Odds and Ends – studio tours

@erskinec
@erskinec

Aug 17, 2015 – What I really enjoy is studio tours, particularly if the work is something you really like.

Every studio is unique. Most are small, particularly in the city.

The ones that I find most interesting are those in the country side, where the artist have space to work properly. These artists tend to have been around for a decade or two and have found some way to survive with their art.
Some are children book illustrators, others are potters, and a few are painters.

There is a print maker near Ottawa, who has this fantastic space. It is a farm made up of several small buildings that have been connected. The main building (located next to the farm house) is his studio and it holds two 19th century presses. There also enough room for two work tables and a nice sitting area. Attached to this space is small building that once stored wood, but now contends a mini gallery for visitors.

Every fall, hundreds of visitors flow through his space and buy his prints.

He has been a successful print makers for three decades. Rural life keeps the costs low and he can afford to travel to different countries to get the raw sketches for future projects. He has also founded two artist’s collective stores that feature local artists. As a founder, he is able to reserve an area of each store to display his work. As a result, local tourism provides another source of healthy income stream.

The first studio I ever visited was a painter from France who purchased a century old farm in Flamborough. The place was called “Long Lane Farm.” In the huge barn, he would display his oil paintings each weekend. In the stone farm house, his family would sale bake goods and coffee or tea in the kitchen and people would sit down on the front porch.

On Saturdays or Sundays, my parents would drive out to the farm for something to do. I would wander the fields and then explore the barn filled with his art.

He did very well with his art that featured barns and rural landscapes. After a few years, he went back to France.

Another example of a successful artist is the painter, Sylvia Simpson. She combines store with studio in one location. I often drop by her Westdale store/studio to see her latest works.

One studio I wish I could visit is Edward Burtynsky’s. He created a business producing high quality photographic prints that also advanced his art.
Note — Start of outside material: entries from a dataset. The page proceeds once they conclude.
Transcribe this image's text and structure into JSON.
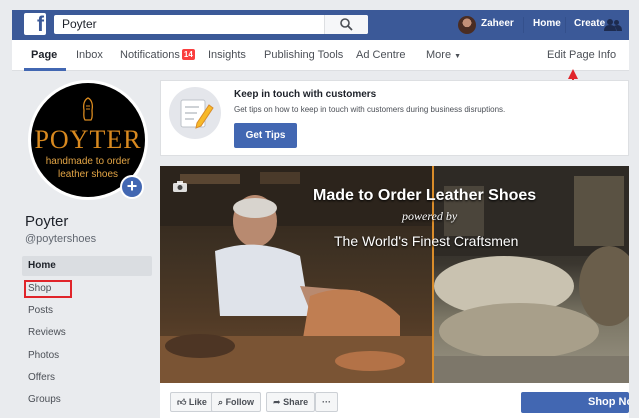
{
  "topbar": {
    "logo": "f",
    "search_value": "Poyter",
    "user_name": "Zaheer",
    "home_label": "Home",
    "create_label": "Create",
    "friends_icon": "friends-icon",
    "bar_color": "#3b5998"
  },
  "subnav": {
    "page_tab": "Page",
    "inbox_tab": "Inbox",
    "notifications_tab": "Notifications",
    "notifications_count": "14",
    "insights_tab": "Insights",
    "publishing_tools_tab": "Publishing Tools",
    "ad_centre_tab": "Ad Centre",
    "more_tab": "More",
    "edit_page_info": "Edit Page Info"
  },
  "profile": {
    "logo_word": "POYTER",
    "tagline_1": "handmade to order",
    "tagline_2": "leather shoes",
    "page_name": "Poyter",
    "page_handle": "@poytershoes"
  },
  "sidebar": {
    "items": [
      {
        "label": "Home"
      },
      {
        "label": "Shop"
      },
      {
        "label": "Posts"
      },
      {
        "label": "Reviews"
      },
      {
        "label": "Photos"
      },
      {
        "label": "Offers"
      },
      {
        "label": "Groups"
      }
    ]
  },
  "card": {
    "title": "Keep in touch with customers",
    "description": "Get tips on how to keep in touch with customers during business disruptions.",
    "button": "Get Tips"
  },
  "cover": {
    "title": "Made to Order Leather Shoes",
    "powered": "powered by",
    "subtitle": "The World's Finest Craftsmen"
  },
  "actions": {
    "like": "Like",
    "follow": "Follow",
    "share": "Share",
    "more": "···",
    "shop_now": "Shop Now"
  },
  "colors": {
    "accent": "#4267b2",
    "highlight_red": "#e0242a"
  }
}
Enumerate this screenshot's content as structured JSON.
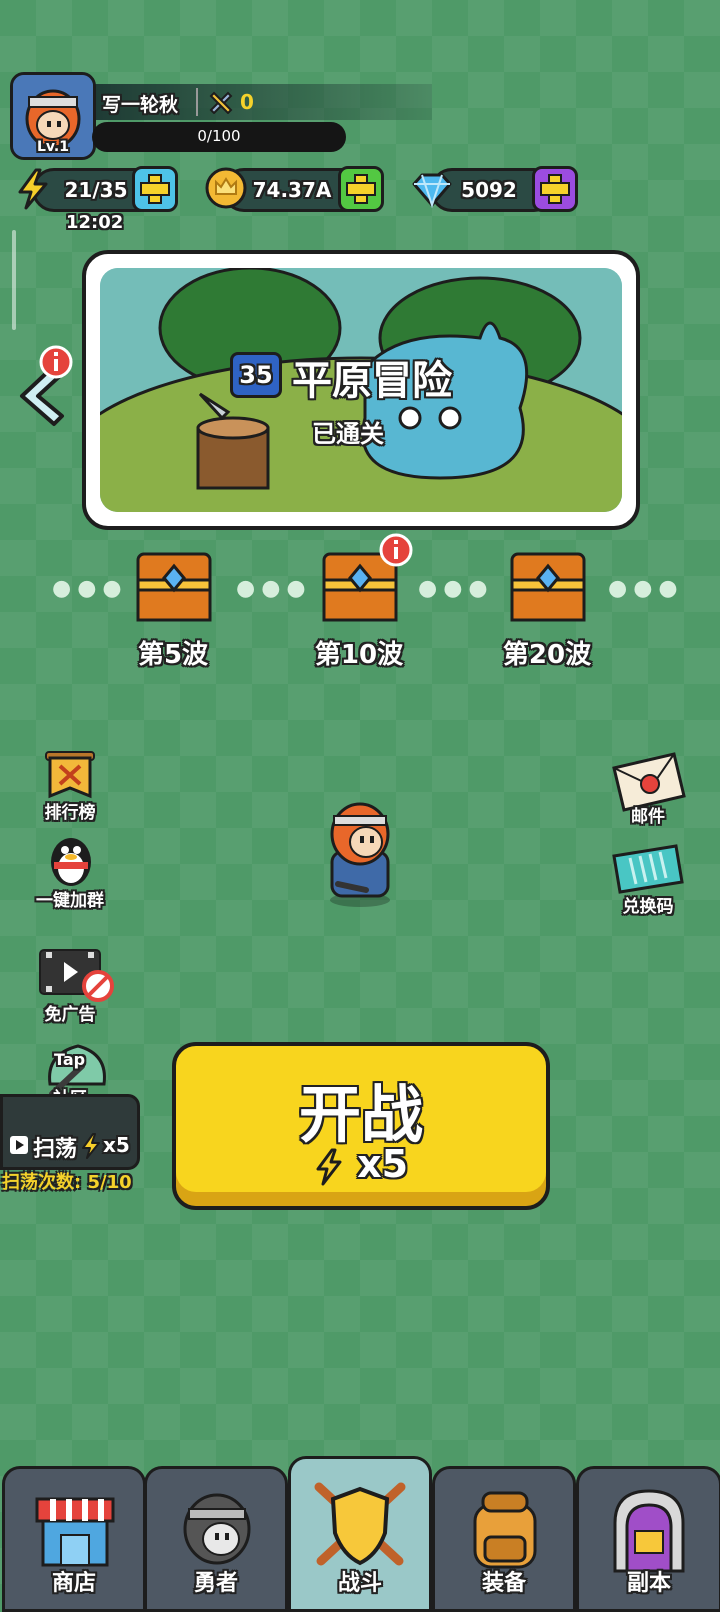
{
  "player": {
    "level": "Lv.1",
    "name": "写一轮秋",
    "trophies": "0",
    "exp": "0/100"
  },
  "resources": {
    "energy": "21/35",
    "energy_timer": "12:02",
    "gold": "74.37A",
    "gems": "5092"
  },
  "stage": {
    "number": "35",
    "title": "平原冒险",
    "status": "已通关"
  },
  "rewards": [
    {
      "label": "第5波"
    },
    {
      "label": "第10波"
    },
    {
      "label": "第20波"
    }
  ],
  "left_menu": {
    "rank": "排行榜",
    "qq_group": "一键加群",
    "no_ads": "免广告",
    "tap_logo": "Tap",
    "community": "社区",
    "sweep": "扫荡",
    "sweep_cost": "x5",
    "sweep_count_label": "扫荡次数:",
    "sweep_count": "5/10"
  },
  "right_menu": {
    "mail": "邮件",
    "redeem": "兑换码"
  },
  "start": {
    "label": "开战",
    "cost": "x5"
  },
  "nav": {
    "tabs": [
      {
        "label": "商店"
      },
      {
        "label": "勇者"
      },
      {
        "label": "战斗"
      },
      {
        "label": "装备"
      },
      {
        "label": "副本"
      }
    ],
    "active_index": 2
  }
}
This is how he survived the lean years. I still wished I had purchased the Rock of Ages #4 print for $5,000 at the Nicholas Metivier Gallery back in 2005. He had just had his first New York City showing and prices had not yet sky-rocketed.

So, where am I going with this posting? That there are artists out there who can make a living with their art, but they have to be creative. Studio tours give you a chance to see how some artists are making it, year in, year out.